Engineman - Eric Brown [29]
The terminal was low and shabby. The courier who led them from the coach and into the building was garbed in the green uniform and the black beret of the Danzig Organisation. "All travellers onwards to Mephisto and Jet, continue through to lounge two. Passengers bound for Hennessy's Reach, please take a seat and wait here."
The majority of travellers continued through to the second lounge. Five others, besides Ella, seated themselves before the rain-spattered viewscreen: three low-ranking soldiers in uniform, an officer with a peaked cap and over-the-top epaulettes, and a businessman with a briefcase. Ella took a seat well away from them, conscious of being the only woman and casual traveller, and stared out at the bleak scene of the 'port.
Two minutes later the 'face activated, and before she had time to hope that the first world onto which it opened would be the Reach, she recognised the familiar sky-scape of the Rim world. Framed in the exact centre of the portal was the apex of the fiery red giant, like a plasma graphic committed by an incurable romantic. Before the giant primary was an expanse of dark sea, the great Mérida ocean which covered a quarter of the planet's surface. In the foreground was the 'port, a collection of functional terminal buildings and control towers. Ella found herself staring at the low arc of the red giant, at the great loops and geysers of flame erupting from its circumference in majestic slow motion. She recalled her last summer on the Reach, a certain friendship prematurely ended, and experienced a sour-sweet pang of sadness.
A long convoy of armoured vehicles trundled across the rain-swept tarmac and approached the interface. Before she could remind herself of the repression represented by such a show of force, something elemental within her thrilled to the power, uniformity and synchronised precision of the military convoy. The vehicles rumbled through the 'face with a deafening roar of engines. Ella recognised tanks and personnel carriers, nuclear rocket launchers like long tankers and fliers lashed to the flat-beds of low-loaders - but there were other vehicles, bulbous pantechnicons and things that looked like helicopters without rotor-blades, the function of which she could only guess at.
She recalled Hennessy's Reach from the days in her teens. It had been a quiet, backwater world on which nothing ever seemed to happen. She remembered that her father had considered his posting there as a demotion, which might have been a contributory factor to his moods at the time. Now she wondered what had happened, in the ten years she had been away, to account for the military build-up.
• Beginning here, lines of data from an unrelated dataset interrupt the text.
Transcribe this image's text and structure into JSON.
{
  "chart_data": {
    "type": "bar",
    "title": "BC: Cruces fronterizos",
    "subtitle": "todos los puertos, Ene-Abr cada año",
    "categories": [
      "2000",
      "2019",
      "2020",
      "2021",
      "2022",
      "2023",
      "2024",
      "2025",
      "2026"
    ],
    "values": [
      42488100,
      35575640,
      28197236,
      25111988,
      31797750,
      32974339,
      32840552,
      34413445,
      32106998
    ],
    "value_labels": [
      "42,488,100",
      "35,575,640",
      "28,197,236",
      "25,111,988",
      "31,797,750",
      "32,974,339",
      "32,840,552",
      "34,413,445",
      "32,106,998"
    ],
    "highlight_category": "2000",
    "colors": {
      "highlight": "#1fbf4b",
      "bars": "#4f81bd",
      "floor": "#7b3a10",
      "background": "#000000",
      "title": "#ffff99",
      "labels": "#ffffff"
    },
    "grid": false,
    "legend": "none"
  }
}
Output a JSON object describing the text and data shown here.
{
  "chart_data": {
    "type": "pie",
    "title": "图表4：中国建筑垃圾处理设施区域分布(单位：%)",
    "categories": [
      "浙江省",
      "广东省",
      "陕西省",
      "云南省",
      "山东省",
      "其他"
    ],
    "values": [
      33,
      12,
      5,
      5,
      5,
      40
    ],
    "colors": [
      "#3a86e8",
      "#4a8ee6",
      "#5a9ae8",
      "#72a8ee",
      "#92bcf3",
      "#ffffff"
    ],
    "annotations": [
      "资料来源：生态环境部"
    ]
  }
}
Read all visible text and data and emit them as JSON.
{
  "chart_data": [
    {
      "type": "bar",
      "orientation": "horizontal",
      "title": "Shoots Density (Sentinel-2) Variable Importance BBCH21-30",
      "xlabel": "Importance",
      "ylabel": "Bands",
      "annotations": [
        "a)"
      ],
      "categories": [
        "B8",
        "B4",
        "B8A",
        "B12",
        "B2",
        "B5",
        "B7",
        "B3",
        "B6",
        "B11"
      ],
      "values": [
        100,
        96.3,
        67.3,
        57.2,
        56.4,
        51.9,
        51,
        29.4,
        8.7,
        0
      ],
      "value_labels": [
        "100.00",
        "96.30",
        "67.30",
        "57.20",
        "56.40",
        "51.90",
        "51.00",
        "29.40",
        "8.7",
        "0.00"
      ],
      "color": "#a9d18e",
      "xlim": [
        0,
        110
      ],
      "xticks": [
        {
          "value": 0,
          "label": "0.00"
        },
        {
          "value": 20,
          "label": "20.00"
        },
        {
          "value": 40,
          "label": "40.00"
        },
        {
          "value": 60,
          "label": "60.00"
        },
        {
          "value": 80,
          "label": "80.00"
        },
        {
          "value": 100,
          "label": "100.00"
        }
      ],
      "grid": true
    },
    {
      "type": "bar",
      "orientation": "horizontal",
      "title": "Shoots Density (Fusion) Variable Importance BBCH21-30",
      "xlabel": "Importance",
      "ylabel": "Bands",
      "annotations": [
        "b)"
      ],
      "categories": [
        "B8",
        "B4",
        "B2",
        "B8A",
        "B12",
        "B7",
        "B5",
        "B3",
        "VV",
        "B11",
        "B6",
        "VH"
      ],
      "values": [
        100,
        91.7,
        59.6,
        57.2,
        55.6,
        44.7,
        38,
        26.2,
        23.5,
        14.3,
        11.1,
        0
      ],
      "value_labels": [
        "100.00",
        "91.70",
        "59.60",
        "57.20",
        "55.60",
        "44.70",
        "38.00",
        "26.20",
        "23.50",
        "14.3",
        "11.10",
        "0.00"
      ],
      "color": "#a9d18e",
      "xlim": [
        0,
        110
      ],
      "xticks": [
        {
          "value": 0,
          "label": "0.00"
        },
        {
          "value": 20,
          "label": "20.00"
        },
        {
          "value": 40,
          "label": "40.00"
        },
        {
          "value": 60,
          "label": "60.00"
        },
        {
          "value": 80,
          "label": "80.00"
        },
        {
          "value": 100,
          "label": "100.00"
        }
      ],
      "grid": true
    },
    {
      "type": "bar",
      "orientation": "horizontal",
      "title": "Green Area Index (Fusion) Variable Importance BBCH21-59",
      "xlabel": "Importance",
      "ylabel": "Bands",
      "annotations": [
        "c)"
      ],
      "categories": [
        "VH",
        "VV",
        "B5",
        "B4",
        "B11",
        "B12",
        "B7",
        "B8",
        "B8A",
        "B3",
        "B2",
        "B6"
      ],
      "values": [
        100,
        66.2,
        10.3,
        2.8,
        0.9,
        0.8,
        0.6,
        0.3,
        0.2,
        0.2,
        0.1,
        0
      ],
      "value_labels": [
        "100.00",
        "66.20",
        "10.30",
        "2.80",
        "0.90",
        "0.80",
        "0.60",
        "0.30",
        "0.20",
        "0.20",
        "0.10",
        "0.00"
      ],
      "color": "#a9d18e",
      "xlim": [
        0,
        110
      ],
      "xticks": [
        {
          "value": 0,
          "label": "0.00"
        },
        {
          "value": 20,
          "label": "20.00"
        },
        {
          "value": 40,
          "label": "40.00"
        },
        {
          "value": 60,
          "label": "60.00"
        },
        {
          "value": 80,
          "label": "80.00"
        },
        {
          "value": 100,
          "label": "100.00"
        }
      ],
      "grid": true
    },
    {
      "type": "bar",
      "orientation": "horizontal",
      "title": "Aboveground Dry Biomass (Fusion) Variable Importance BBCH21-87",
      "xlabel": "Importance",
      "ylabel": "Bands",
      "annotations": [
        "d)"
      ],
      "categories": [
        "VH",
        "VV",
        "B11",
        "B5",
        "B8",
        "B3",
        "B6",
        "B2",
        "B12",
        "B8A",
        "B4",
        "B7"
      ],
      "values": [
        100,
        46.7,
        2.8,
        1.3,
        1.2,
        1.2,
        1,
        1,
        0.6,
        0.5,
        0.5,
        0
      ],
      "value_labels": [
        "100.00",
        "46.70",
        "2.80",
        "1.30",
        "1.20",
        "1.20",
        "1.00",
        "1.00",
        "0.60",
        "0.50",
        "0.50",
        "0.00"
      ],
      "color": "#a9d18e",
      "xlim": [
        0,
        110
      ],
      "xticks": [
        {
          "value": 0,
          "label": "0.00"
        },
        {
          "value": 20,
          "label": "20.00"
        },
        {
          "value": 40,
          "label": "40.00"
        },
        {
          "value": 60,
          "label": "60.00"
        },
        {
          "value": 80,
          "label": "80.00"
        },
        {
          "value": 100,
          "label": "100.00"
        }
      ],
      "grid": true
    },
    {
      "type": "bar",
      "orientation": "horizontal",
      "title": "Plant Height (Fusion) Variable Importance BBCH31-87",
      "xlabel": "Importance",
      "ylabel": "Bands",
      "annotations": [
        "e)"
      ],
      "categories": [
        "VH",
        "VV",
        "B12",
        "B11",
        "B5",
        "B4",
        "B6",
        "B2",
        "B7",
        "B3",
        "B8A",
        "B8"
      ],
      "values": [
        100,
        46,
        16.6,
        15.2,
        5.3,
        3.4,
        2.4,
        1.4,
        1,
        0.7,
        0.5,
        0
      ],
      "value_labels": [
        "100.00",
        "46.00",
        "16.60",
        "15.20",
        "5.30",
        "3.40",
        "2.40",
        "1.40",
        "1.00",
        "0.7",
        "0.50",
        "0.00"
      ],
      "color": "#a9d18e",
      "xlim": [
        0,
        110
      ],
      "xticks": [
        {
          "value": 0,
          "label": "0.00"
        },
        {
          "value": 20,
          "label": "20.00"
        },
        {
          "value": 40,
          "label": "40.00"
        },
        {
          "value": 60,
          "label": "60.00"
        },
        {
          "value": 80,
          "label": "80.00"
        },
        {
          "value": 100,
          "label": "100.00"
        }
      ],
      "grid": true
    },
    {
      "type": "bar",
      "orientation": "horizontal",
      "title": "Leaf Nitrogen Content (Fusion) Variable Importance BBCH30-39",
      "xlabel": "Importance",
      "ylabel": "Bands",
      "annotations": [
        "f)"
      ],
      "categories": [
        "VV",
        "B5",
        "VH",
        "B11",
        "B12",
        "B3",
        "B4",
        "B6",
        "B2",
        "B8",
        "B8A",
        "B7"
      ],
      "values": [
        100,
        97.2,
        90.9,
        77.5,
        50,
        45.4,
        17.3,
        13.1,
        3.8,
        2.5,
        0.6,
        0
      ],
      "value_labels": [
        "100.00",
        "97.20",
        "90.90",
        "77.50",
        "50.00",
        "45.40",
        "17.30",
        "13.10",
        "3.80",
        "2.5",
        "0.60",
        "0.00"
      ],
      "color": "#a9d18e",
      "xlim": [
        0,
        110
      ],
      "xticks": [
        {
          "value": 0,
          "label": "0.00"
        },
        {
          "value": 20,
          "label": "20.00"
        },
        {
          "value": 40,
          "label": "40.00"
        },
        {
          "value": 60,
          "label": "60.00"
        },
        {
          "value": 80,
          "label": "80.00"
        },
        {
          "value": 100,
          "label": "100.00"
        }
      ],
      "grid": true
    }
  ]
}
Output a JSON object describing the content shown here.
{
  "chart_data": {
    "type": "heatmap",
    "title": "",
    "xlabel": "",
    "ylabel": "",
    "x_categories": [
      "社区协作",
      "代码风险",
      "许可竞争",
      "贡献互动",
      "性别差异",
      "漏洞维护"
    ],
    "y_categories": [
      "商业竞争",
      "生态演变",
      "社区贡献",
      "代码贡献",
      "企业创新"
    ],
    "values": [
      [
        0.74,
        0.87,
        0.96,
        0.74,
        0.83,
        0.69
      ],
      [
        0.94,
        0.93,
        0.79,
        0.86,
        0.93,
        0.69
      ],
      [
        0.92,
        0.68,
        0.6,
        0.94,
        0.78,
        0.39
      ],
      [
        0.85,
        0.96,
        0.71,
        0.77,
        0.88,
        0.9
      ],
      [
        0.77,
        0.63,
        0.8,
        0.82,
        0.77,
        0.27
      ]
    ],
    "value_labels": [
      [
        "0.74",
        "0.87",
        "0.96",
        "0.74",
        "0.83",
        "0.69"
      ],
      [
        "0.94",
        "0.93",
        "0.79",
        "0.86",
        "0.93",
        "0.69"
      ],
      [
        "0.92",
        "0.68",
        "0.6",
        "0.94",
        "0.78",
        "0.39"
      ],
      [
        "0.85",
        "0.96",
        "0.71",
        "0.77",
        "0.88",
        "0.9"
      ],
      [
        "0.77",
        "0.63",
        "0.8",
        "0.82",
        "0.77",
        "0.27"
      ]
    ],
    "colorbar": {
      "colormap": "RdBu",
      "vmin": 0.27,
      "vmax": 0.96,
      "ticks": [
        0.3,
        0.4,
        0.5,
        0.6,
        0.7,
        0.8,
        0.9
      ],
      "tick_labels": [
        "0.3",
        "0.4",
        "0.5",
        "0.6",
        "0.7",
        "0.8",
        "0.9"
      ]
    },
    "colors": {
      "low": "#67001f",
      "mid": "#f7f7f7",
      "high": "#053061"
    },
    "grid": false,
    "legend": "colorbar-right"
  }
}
She stared through the interface. In the fifteen minutes since the 'face had opened, the sun had set fractionally. Sunrise and sunset lasted for five hours on the Reach, with correspondingly long days and nights - approximately fourteen standard hours each. The sunset phase had been Ella's favourite time of day, warm and balmy. She'd spent long evenings swimming in the sun-warmed lagoons of the Falls with her friend L'Endo-kharriat.
The bitterness provoked by these memories was stopped short when the military courier called, "Everyone for Hennessy's Reach..."
She shouldered her bag and crossed the lounge to the desk, standing in line behind the military officer. When it was his turn to be processed, the official at the desk gave his card a cursory scan and saluted. "Pleasant trip, Major."
He was not so swift in dealing with Ella.
He examined her card, then slipped it into a computer scanner. He read the information revealed on the screen, frequently glancing at Ella. She pulled the lapels of her jacket together, conscious of her silversuit beneath.
"I take it that 'Fernandez' is an assumed surname?" he asked.
"Right."
"And that you're a Disciple."
What good would come from denying it? "Right again."
The official tapped at his keyboard, entering the information. "Your profession?"
Her details were on the identity card. He was trying to intimidate her with his authority.